The Essays of Montaigne — Complete eBook

This eBook from the Gutenberg Project consists of approximately 1,716 pages of information about The Essays of Montaigne — Complete.

The Essays of Montaigne — Complete eBook

This eBook from the Gutenberg Project consists of approximately 1,716 pages of information about The Essays of Montaigne — Complete.

I am very capable of contracting and maintaining rare and exquisite friendships; for by reason that I so greedily seize upon such acquaintance as fit my liking, I throw myself with such violence upon them that I hardly fail to stick, and to make an impression where I hit; as I have often made happy proof.  In ordinary friendships I am somewhat cold and shy, for my motion is not natural, if not with full sail:  besides which, my fortune having in my youth given me a relish for one sole and perfect friendship, has, in truth, created in me a kind of distaste to others, and too much imprinted in my fancy that it is a beast of company, as the ancient said, but not of the herd.—­[Plutarch, On the Plurality of Friends, c. 2.]—­And also I have a natural difficulty of communicating myself by halves, with the modifications and the servile and jealous prudence required in the conversation of numerous and imperfect friendships:  and we are principally enjoined to these in this age of ours, when we cannot talk of the world but either with danger or falsehood.
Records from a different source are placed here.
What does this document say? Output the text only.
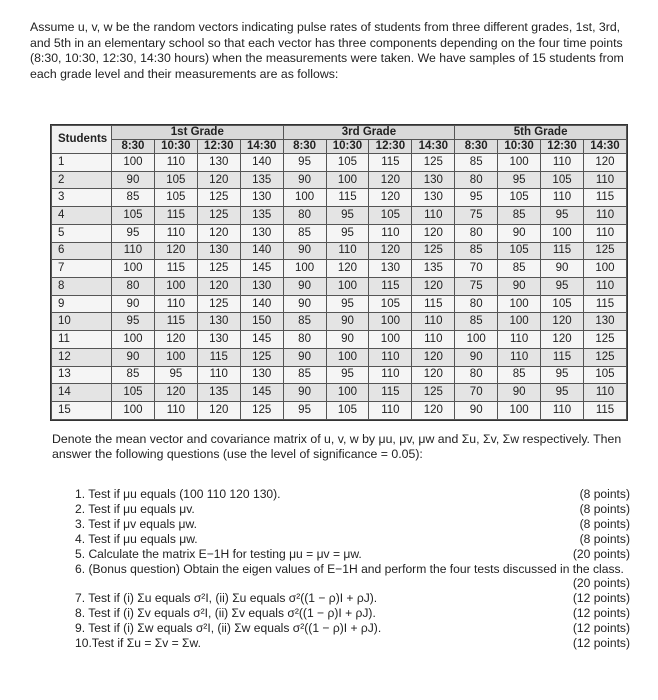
Assume u, v, w be the random vectors indicating pulse rates of students from three different grades, 1st, 3rd, and 5th in an elementary school so that each vector has three components depending on the four time points (8:30, 10:30, 12:30, 14:30 hours) when the measurements were taken. We have samples of 15 students from each grade level and their measurements are as follows:

Students	1st Grade				3rd Grade				5th Grade			
	8:30	10:30	12:30	14:30	8:30	10:30	12:30	14:30	8:30	10:30	12:30	14:30
1	100	110	130	140	95	105	115	125	85	100	110	120
2	90	105	120	135	90	100	120	130	80	95	105	110
3	85	105	125	130	100	115	120	130	95	105	110	115
4	105	115	125	135	80	95	105	110	75	85	95	110
5	95	110	120	130	85	95	110	120	80	90	100	110
6	110	120	130	140	90	110	120	125	85	105	115	125
7	100	115	125	145	100	120	130	135	70	85	90	100
8	80	100	120	130	90	100	115	120	75	90	95	110
9	90	110	125	140	90	95	105	115	80	100	105	115
10	95	115	130	150	85	90	100	110	85	100	120	130
11	100	120	130	145	80	90	100	110	100	110	120	125
12	90	100	115	125	90	100	110	120	90	110	115	125
13	85	95	110	130	85	95	110	120	80	85	95	105
14	105	120	135	145	90	100	115	125	70	90	95	110
15	100	110	120	125	95	105	110	120	90	100	110	115

Denote the mean vector and covariance matrix of u, v, w by μu, μv, μw and Σu, Σv, Σw respectively. Then answer the following questions (use the level of significance = 0.05):

1. Test if μu equals (100 110 120 130).	(8 points)
2. Test if μu equals μv.	(8 points)
3. Test if μv equals μw.	(8 points)
4. Test if μu equals μw.	(8 points)
5. Calculate the matrix E−1H for testing μu = μv = μw.	(20 points)
6. (Bonus question) Obtain the eigen values of E−1H and perform the four tests discussed in the class.
(20 points)
7. Test if (i) Σu equals σ²I, (ii) Σu equals σ²((1 − ρ)I + ρJ).	(12 points)
8. Test if (i) Σv equals σ²I, (ii) Σv equals σ²((1 − ρ)I + ρJ).	(12 points)
9. Test if (i) Σw equals σ²I, (ii) Σw equals σ²((1 − ρ)I + ρJ).	(12 points)
10.Test if Σu = Σv = Σw.	(12 points)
Yet do I very well discern that he who has the conveniences (I mean the essential conveniences) of life for his end, as I have, ought to fly these difficulties and delicacy of humour, as much as the plague.  I should commend a soul of several stages, that knows both how to stretch and to slacken itself; that finds itself at ease in all conditions whither fortune leads it; that can discourse with a neighbour, of his building, his hunting, his quarrels; that can chat with a carpenter or a gardener with pleasure.  I envy those who can render themselves familiar with the meanest of their followers, and talk with them in their own way; and dislike the advice of Plato, that men should always speak in a magisterial tone to their servants, whether men or women, without being sometimes facetious and familiar; for besides the reasons I have given, ’tis inhuman and unjust to set so great a value upon this pitiful prerogative of fortune, and the polities wherein less disparity is permitted betwixt masters and servants seem to me the most equitable.  Others study how to raise and elevate their minds; I, how to humble mine and to bring it low; ’tis only vicious in extension: 

                   “Narras et genus AEaci,
                    Et pugnata sacro bella sub Ilio
                    Quo Chium pretio cadum
                    Mercemur, quis aquam temperet ignibus,
                    Quo praebente domum, et quota,
                    Pelignis caream frigoribus, taces.”

["You tell us long stories about the race of AEacus, and the battles fought under sacred Ilium; but what to give for a cask of Chian wine, who shall prepare the warm bath, and in whose house, and when I may escape from the Pelignian cold, you do not tell us.”  —­Horace, Od., iii. 19, 3.]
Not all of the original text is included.